Methods: From a prospective registry of patients undergoing PCI at two hospitals of the Rabin Medical Center, 15,153 consecutive patients were assessed at two time periods: 2006-2012 and 2012-2018. AKI was defined as either a relative elevation of ≥25% in serum creatinine or an absolute elevation of ≥0.5 mg/dl in serum creatinine at 48 h post PCI.

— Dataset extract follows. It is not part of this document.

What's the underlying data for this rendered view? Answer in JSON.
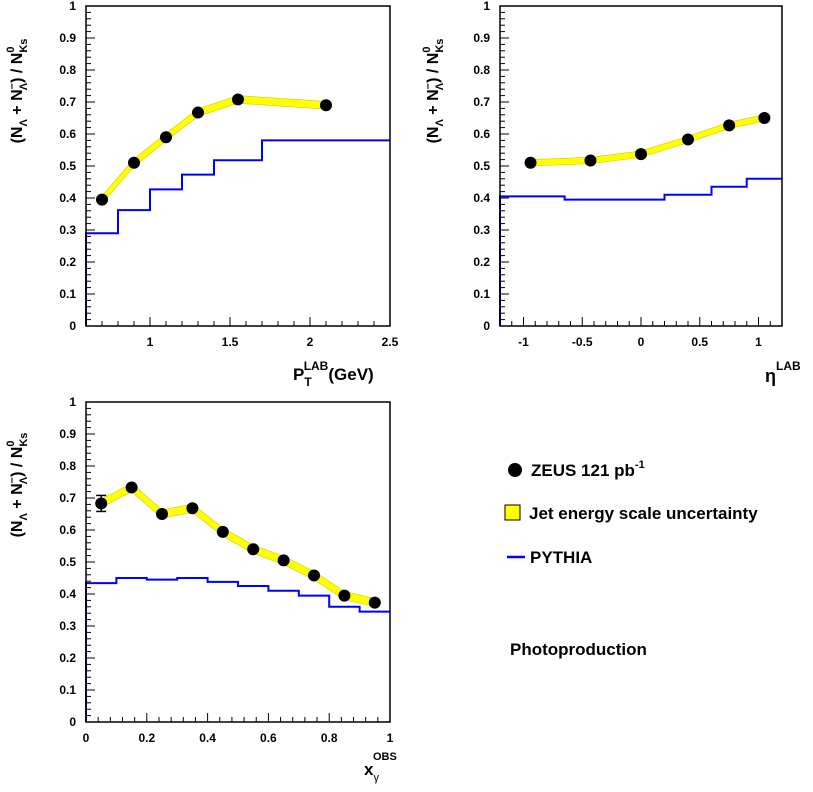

Results: Data for 7913 patients from 2006 to 2012 and 7240 during 2012-2018 was available for analysis. Mean age was 65.0 ± 11.9y and 66.0 ± 12.3y (p < 0.001) and baseline creatinine was 1.08 ± 0.87 mg/dl and 1.15 ± 0.97 mg/dl, respectively (p < 0.001). Rates of AKI were 11.1% in the early and 7.3% in the late period (p < 0.001). Following adjustment, risk of AKI was lower in the late period (OR- 0.72; 95% CI 0.61-0.85, p < 0.001). AKI was associated with increased MACE (HR 1.62; 95% CI 1.44-1.82, p < 0.001 for the early period and HR 2.11; 95% CI 1.80-2.46, P < 0.001 for the late period) and death (HR 1.86; 95% CI 1.64-2.11, p < 0.001; HR 2.4; 95% CI 2.02-2.86; p < 0.001) in both time periods.
Conclusions: Over time, there was an improvement in the rates of post-PCI AKI. Increased adverse outcomes were evident at both periods. Further research is warranted, to further reduce peri-procedural AKI which is associated with impaired prognosis.
Keywords: Acute kidney injury; Contrast induced nephropathy, renal failure; Percutaneous coronary intervention.